- Born: 1968 (age 57–58) Riyadh

Names
- Sultan bin Turki bin Abdulaziz Al Saud
- House: Al Saud
- Father: Turki II bin Abdulaziz Al Saud
- Mother: Noura bint Abdullah bin Abdul Rahman Al Saud

= Sultan bin Turki Al Saud =

Saudi royal and businessman (born 1968)

Sultan bin Turki Al Saud (سلطان بن تركي الثاني بن عبد العزيز آل سعود; born May 1968) is a member of the Saudi royal family, a grandson of King Abdulaziz. A critic of the Saudi government, he was kidnapped from Europe and brought to Saudi Arabia in 2016.

==Personal life==
Prince Sultan was born in May 1968. His father is known as "the second" Turki (الثاني ath thānī), because he was the second son born to King Abdulaziz named "Turki". The first Prince Turki was Abdulaziz's first son who died in 1919 due to Spanish flu. Sultan's mother is Noura, the daughter of Abdullah bin Abdul Rahman.

Prince Sultan lived in Geneva. He was married to King Abdullah's daughter, Princess Noura who died in 1990 in a car accident near Riyadh airport. He has one son named Mohammed bin Sultan from another marriage.

==Kidnappings==
In 2004, Prince Sultan accused the government of Saudi Arabia of kidnapping him in June 2003 in Switzerland after he spoke out in favour of reform in Saudi Arabia. He was lured to a meeting in Geneva where he was drugged before being flown back to the Kingdom and was kept under house arrest in Riyadh. To finish the mission successfully, a Boeing 747 medical evacuation aircraft was sent especially for this purpose after sedating him. The aircraft arrived at Geneva Airport a few days before the kidnapping operation, and was in a constant state of readiness. Another aircraft was sent to carry the personal effects, papers, files and documents of Prince Sultan, which were later confiscated from the hotel where he had been staying and taken to Riyadh. The aircraft was officially registered in Switzerland as part of the entourage of Prince Abdul Aziz bin Fahd, who was visiting Switzerland at the time.

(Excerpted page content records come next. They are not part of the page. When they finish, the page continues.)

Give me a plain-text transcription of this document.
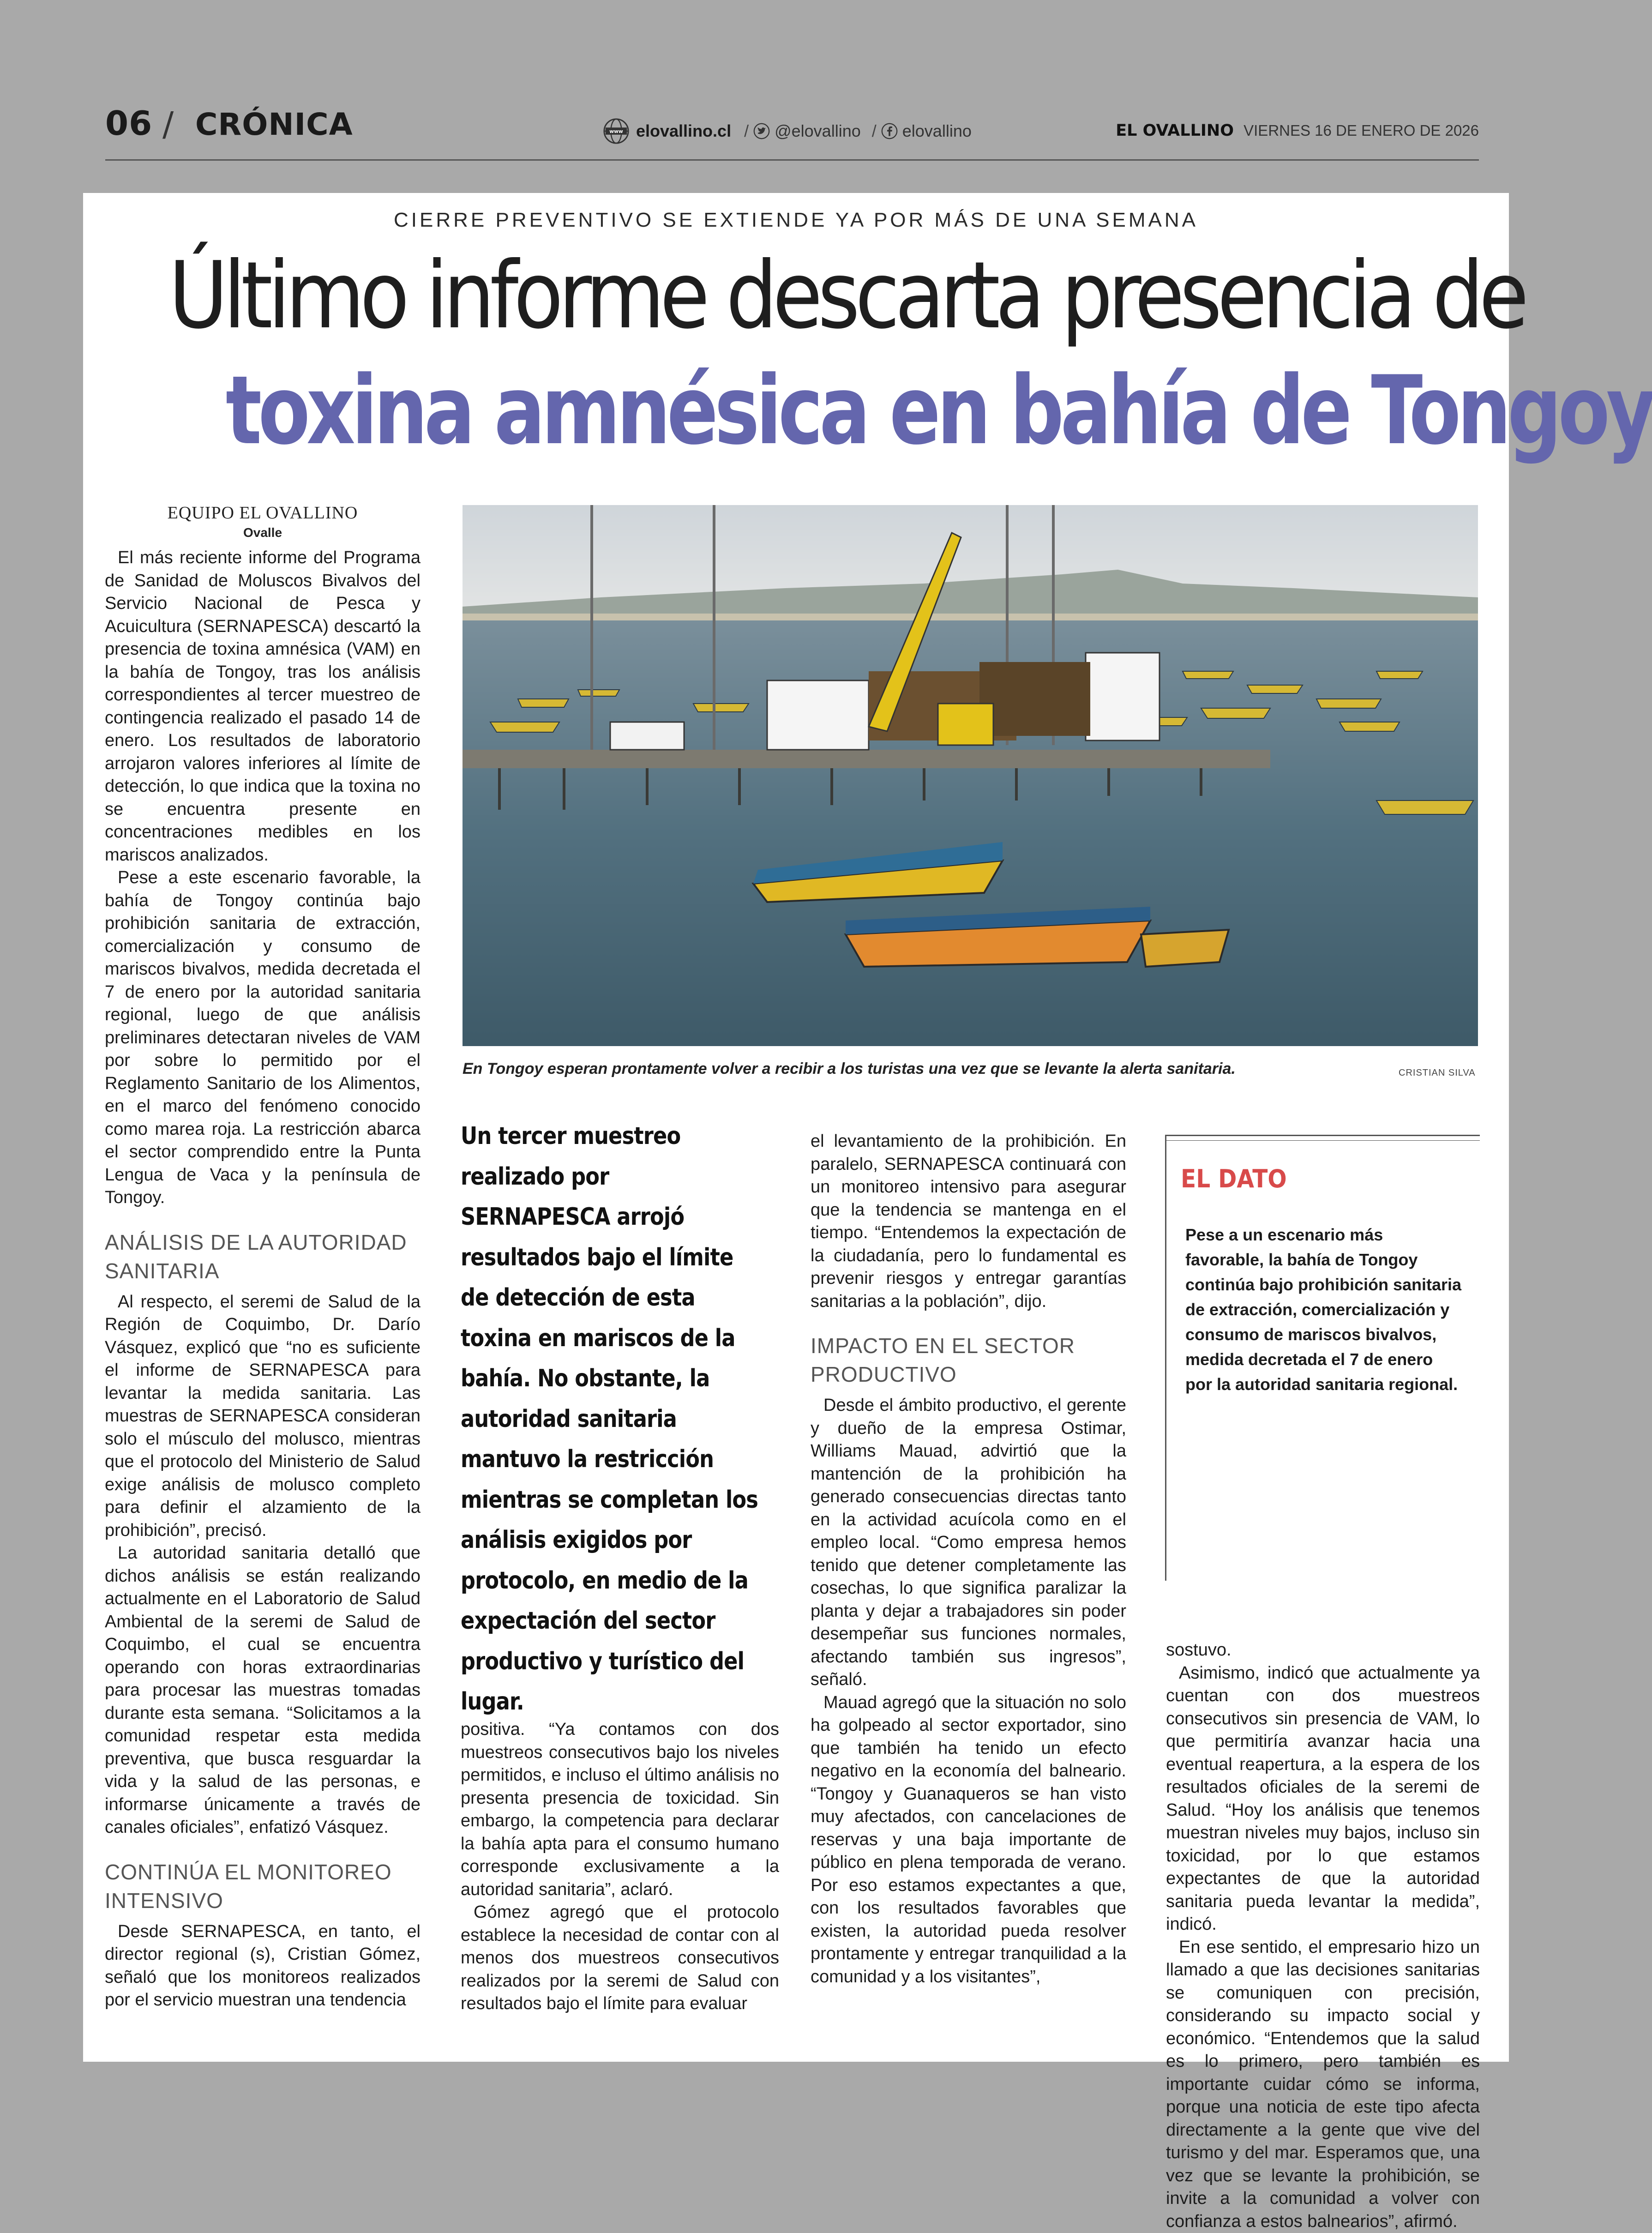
06 / CRÓNICA	www elovallino.cl / @elovallino / elovallino	EL OVALLINO VIERNES 16 DE ENERO DE 2026
CIERRE PREVENTIVO SE EXTIENDE YA POR MÁS DE UNA SEMANA
Último informe descarta presencia de
toxina amnésica en bahía de Tongoy
EQUIPO EL OVALLINO
Ovalle

El más reciente informe del Programa de Sanidad de Moluscos Bivalvos del Servicio Nacional de Pesca y Acuicultura (SERNAPESCA) descartó la presencia de toxina amnésica (VAM) en la bahía de Tongoy, tras los análisis correspondientes al tercer muestreo de contingencia realizado el pasado 14 de enero. Los resultados de laboratorio arrojaron valores inferiores al límite de detección, lo que indica que la toxina no se encuentra presente en concentraciones medibles en los mariscos analizados.

Pese a este escenario favorable, la bahía de Tongoy continúa bajo prohibición sanitaria de extracción, comercialización y consumo de mariscos bivalvos, medida decretada el 7 de enero por la autoridad sanitaria regional, luego de que análisis preliminares detectaran niveles de VAM por sobre lo permitido por el Reglamento Sanitario de los Alimentos, en el marco del fenómeno conocido como marea roja. La restricción abarca el sector comprendido entre la Punta Lengua de Vaca y la península de Tongoy.

ANÁLISIS DE LA AUTORIDAD SANITARIA

Al respecto, el seremi de Salud de la Región de Coquimbo, Dr. Darío Vásquez, explicó que “no es suficiente el informe de SERNAPESCA para levantar la medida sanitaria. Las muestras de SERNAPESCA consideran solo el músculo del molusco, mientras que el protocolo del Ministerio de Salud exige análisis de molusco completo para definir el alzamiento de la prohibición”, precisó.

La autoridad sanitaria detalló que dichos análisis se están realizando actualmente en el Laboratorio de Salud Ambiental de la seremi de Salud de Coquimbo, el cual se encuentra operando con horas extraordinarias para procesar las muestras tomadas durante esta semana. “Solicitamos a la comunidad respetar esta medida preventiva, que busca resguardar la vida y la salud de las personas, e informarse únicamente a través de canales oficiales”, enfatizó Vásquez.

CONTINÚA EL MONITOREO INTENSIVO

Desde SERNAPESCA, en tanto, el director regional (s), Cristian Gómez, señaló que los monitoreos realizados por el servicio muestran una tendencia

En Tongoy esperan prontamente volver a recibir a los turistas una vez que se levante la alerta sanitaria.	CRISTIAN SILVA
Un tercer muestreo realizado por SERNAPESCA arrojó resultados bajo el límite de detección de esta toxina en mariscos de la bahía. No obstante, la autoridad sanitaria mantuvo la restricción mientras se completan los análisis exigidos por protocolo, en medio de la expectación del sector productivo y turístico del lugar.

positiva. “Ya contamos con dos muestreos consecutivos bajo los niveles permitidos, e incluso el último análisis no presenta presencia de toxicidad. Sin embargo, la competencia para declarar la bahía apta para el consumo humano corresponde exclusivamente a la autoridad sanitaria”, aclaró.

Gómez agregó que el protocolo establece la necesidad de contar con al menos dos muestreos consecutivos realizados por la seremi de Salud con resultados bajo el límite para evaluar

el levantamiento de la prohibición. En paralelo, SERNAPESCA continuará con un monitoreo intensivo para asegurar que la tendencia se mantenga en el tiempo. “Entendemos la expectación de la ciudadanía, pero lo fundamental es prevenir riesgos y entregar garantías sanitarias a la población”, dijo.

IMPACTO EN EL SECTOR PRODUCTIVO

Desde el ámbito productivo, el gerente y dueño de la empresa Ostimar, Williams Mauad, advirtió que la mantención de la prohibición ha generado consecuencias directas tanto en la actividad acuícola como en el empleo local. “Como empresa hemos tenido que detener completamente las cosechas, lo que significa paralizar la planta y dejar a trabajadores sin poder desempeñar sus funciones normales, afectando también sus ingresos”, señaló.

Mauad agregó que la situación no solo ha golpeado al sector exportador, sino que también ha tenido un efecto negativo en la economía del balneario. “Tongoy y Guanaqueros se han visto muy afectados, con cancelaciones de reservas y una baja importante de público en plena temporada de verano. Por eso estamos expectantes a que, con los resultados favorables que existen, la autoridad pueda resolver prontamente y entregar tranquilidad a la comunidad y a los visitantes”,

EL DATO
Pese a un escenario más favorable, la bahía de Tongoy continúa bajo prohibición sanitaria de extracción, comercialización y consumo de mariscos bivalvos, medida decretada el 7 de enero por la autoridad sanitaria regional.

sostuvo.

Asimismo, indicó que actualmente ya cuentan con dos muestreos consecutivos sin presencia de VAM, lo que permitiría avanzar hacia una eventual reapertura, a la espera de los resultados oficiales de la seremi de Salud. “Hoy los análisis que tenemos muestran niveles muy bajos, incluso sin toxicidad, por lo que estamos expectantes de que la autoridad sanitaria pueda levantar la medida”, indicó.

En ese sentido, el empresario hizo un llamado a que las decisiones sanitarias se comuniquen con precisión, considerando su impacto social y económico. “Entendemos que la salud es lo primero, pero también es importante cuidar cómo se informa, porque una noticia de este tipo afecta directamente a la gente que vive del turismo y del mar. Esperamos que, una vez que se levante la prohibición, se invite a la comunidad a volver con confianza a estos balnearios”, afirmó.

According to newspaper reports, on 1 February 2016 Prince Sultan was again kidnapped, with his entourage of about 20 people. They were on a flight from Paris whose ostensible destination was Cairo: it was diverted to Riyadh where all were detained. After some days the non-Saudis in the party were released. In August 2017, Prince Sultan was apparently still in Saudi Arabia.

The kidnapping was one of three disappearances of Saudi princes living in Europe that featured in the 2017 BBC News Channel documentary Kidnapped! Saudi Arabia's Missing Princes.

His kidnappings were described as one of many disappearances of members of the Saudi Royal family who have criticized the government or called for regime change.